北米の統括会社「ホンダノースアメリカ」を設立

 さらに、北米の統括会社としてホンダノースアメリカ(HNA)を新たに設立しました。目的は大きく3つありました。

 第一は事業規模の飛躍的に拡大した北米事業全体を、よりシンプルで効率的な経営に移行するためです。各現法に属していた共通のサポート機能を集約し、北米ホンダの事業戦略を牽引する役責を担う組織としました。

 第二は従来、営業、生産、研究と機能別に運営していた業務体制を、四輪事業、二輪事業、汎用事業、航空機事業というように商品事業別に運営するように変更し、それぞれに事業責任者を設定し権限委譲できる体制として、意思決定のスピード、質の向上を目指しました。

 第三として、それまで現法の生産工場には、北米ホンダとしての大きな事業運営方針というものがなく自主独立的に運営されていましたが、より総合力が発揮できるように緩やかな「連邦制」に移行しました。これにより自主独立運営を尊重しつつも、大きな戦略の方向性や重要施策を共有化できる、責任ある権限委譲体制へ移行したのです。

 こうした施策は、グローバル企業としての総合力を高めながらも、可能な限り決裁権限を委譲し、ホンダフィロソフィーのエッセンスを復活させたいとの動機が根底に有りました。

「東日本大震災の時もタイの洪水の時も真っ先に『解雇はしない』という明確なメッセージを打ち出しました。この結果、『ホンダはやはりホンダフィロソフィーに基づいた会社だ』という趣旨の感想をたくさんもらいました」

震災、洪水による大幅減産でも「解雇なし」貫く

 こうした改革の中で、ホンダフィロソフィーに基づく経営の真価が問われたのが東日本大震災とタイ大洪水の影響で長期の生産調整を余儀なくされた時です。

 東日本大震災はリーマンショックによる減産体制から少し盛り返し、ようやく一息つけそうだと思った2011年3月に起きました。サプライチェーンに問題が生じて車が生産できず、3カ月間ぐらい大幅減産を余儀なくされました。
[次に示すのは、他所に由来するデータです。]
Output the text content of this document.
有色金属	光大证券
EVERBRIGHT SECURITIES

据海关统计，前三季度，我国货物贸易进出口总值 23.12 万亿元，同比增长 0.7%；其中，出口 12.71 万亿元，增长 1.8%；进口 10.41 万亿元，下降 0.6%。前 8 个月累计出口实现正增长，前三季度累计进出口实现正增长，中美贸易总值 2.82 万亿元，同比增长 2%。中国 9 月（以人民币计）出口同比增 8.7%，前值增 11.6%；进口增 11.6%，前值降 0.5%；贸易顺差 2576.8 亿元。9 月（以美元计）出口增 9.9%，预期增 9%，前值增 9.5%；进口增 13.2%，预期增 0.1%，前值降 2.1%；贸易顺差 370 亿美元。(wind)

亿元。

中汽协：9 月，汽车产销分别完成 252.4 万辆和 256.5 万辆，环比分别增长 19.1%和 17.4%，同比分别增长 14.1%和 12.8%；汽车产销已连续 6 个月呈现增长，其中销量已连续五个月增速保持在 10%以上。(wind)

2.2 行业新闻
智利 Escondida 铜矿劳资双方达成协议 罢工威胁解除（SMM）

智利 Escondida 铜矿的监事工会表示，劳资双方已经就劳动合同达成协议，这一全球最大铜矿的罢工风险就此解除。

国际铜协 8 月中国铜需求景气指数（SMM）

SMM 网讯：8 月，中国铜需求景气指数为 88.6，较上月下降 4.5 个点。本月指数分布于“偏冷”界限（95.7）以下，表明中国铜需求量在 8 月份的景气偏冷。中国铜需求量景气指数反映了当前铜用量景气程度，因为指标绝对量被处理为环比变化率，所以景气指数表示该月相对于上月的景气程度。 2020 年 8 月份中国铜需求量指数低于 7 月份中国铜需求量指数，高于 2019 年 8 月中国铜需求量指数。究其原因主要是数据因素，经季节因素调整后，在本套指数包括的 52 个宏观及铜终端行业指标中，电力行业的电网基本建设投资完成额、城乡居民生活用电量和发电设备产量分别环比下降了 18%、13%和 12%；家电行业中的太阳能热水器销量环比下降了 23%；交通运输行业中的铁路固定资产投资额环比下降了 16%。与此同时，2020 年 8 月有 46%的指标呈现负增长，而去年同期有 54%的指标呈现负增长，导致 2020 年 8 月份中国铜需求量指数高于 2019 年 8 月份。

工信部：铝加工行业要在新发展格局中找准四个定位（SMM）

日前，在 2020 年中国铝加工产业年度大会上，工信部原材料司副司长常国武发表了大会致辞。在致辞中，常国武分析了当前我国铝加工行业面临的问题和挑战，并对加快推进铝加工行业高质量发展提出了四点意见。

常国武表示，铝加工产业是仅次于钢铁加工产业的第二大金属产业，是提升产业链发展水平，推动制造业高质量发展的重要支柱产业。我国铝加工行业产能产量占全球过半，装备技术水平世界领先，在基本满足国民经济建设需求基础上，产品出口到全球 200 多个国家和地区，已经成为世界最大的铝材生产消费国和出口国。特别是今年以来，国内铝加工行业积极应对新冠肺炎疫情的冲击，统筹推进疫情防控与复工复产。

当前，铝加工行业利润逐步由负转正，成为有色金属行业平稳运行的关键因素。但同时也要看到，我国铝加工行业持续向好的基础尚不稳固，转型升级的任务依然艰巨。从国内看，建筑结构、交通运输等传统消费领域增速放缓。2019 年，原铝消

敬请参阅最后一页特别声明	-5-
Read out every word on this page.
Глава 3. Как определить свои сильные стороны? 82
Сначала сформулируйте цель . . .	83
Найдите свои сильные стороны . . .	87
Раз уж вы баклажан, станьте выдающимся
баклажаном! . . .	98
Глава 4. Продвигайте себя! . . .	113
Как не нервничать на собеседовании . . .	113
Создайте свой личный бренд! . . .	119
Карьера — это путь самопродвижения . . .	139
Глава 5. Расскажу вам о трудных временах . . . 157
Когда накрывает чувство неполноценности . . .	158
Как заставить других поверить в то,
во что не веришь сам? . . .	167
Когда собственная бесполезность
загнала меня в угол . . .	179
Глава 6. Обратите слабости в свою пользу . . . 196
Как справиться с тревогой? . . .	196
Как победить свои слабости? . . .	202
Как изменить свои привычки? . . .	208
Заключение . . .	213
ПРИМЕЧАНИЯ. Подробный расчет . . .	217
 そこから少し回復した2011年秋、今度はタイで大洪水が発生しました。低い土地に位置していたホンダの工場は甚大な被害を受け、再び2カ月間ぐらい大幅減産となってしまいました。

 2011年は北米ホンダのフル生産能力の約40%の稼働が、できたかどうかという厳しい状況に追い込まれていました。

 この危機的な状況に、HAMでも工場を閉鎖してアソシエートをレイオフしようと言った幹部もいました。しかし私はリーマンショックの時とは異なり、生産回復への条件がはっきりしていたので「断じてそれはできない」と突っぱねました。

 HAMは事業運営上で自由度が高い方が会社とアソシエート相互にとって有益であるというコンセンサスから、労働組合を持たずに事業運営を続けてきた会社です。そのための条件として、アソシエートの雇用維持はできる限り努力する、待遇もビッグ3や他の日系自動車の動向、あるいは地域の物価水準を考慮して他社に遜色ないものを維持することについてコミットしてきました。

「ホンダは我々をリスペクトしてくれた」

 私はこうした歴史も踏まえ、危機の時こそ会社と従業員が今まで培って来た相互信頼の精神を確認する時だと思い定め、震災の時も洪水の時も真っ先に「レイオフはしない」という明確なメッセージを打ち出しました。

 稼働率30%ほどの期間が3カ月も続き、赤字は膨らむ一方でした。その間も「レイオフなし」の方針を貫いたことはアソシエートから非常に感謝されました。

 「ホンダは我々をリスペクトしてくれた」という趣旨の声をたくさん聞きました。

 HAMではこの苦しい時に少量でも造り続けた経験の蓄積、そして一致団結したアソシエートの相互信頼と仕事へのプライドが、翌年の「‘13モデル アコード」での過去にない素晴らしい立ち上がりという成果に繋がったと確信しています。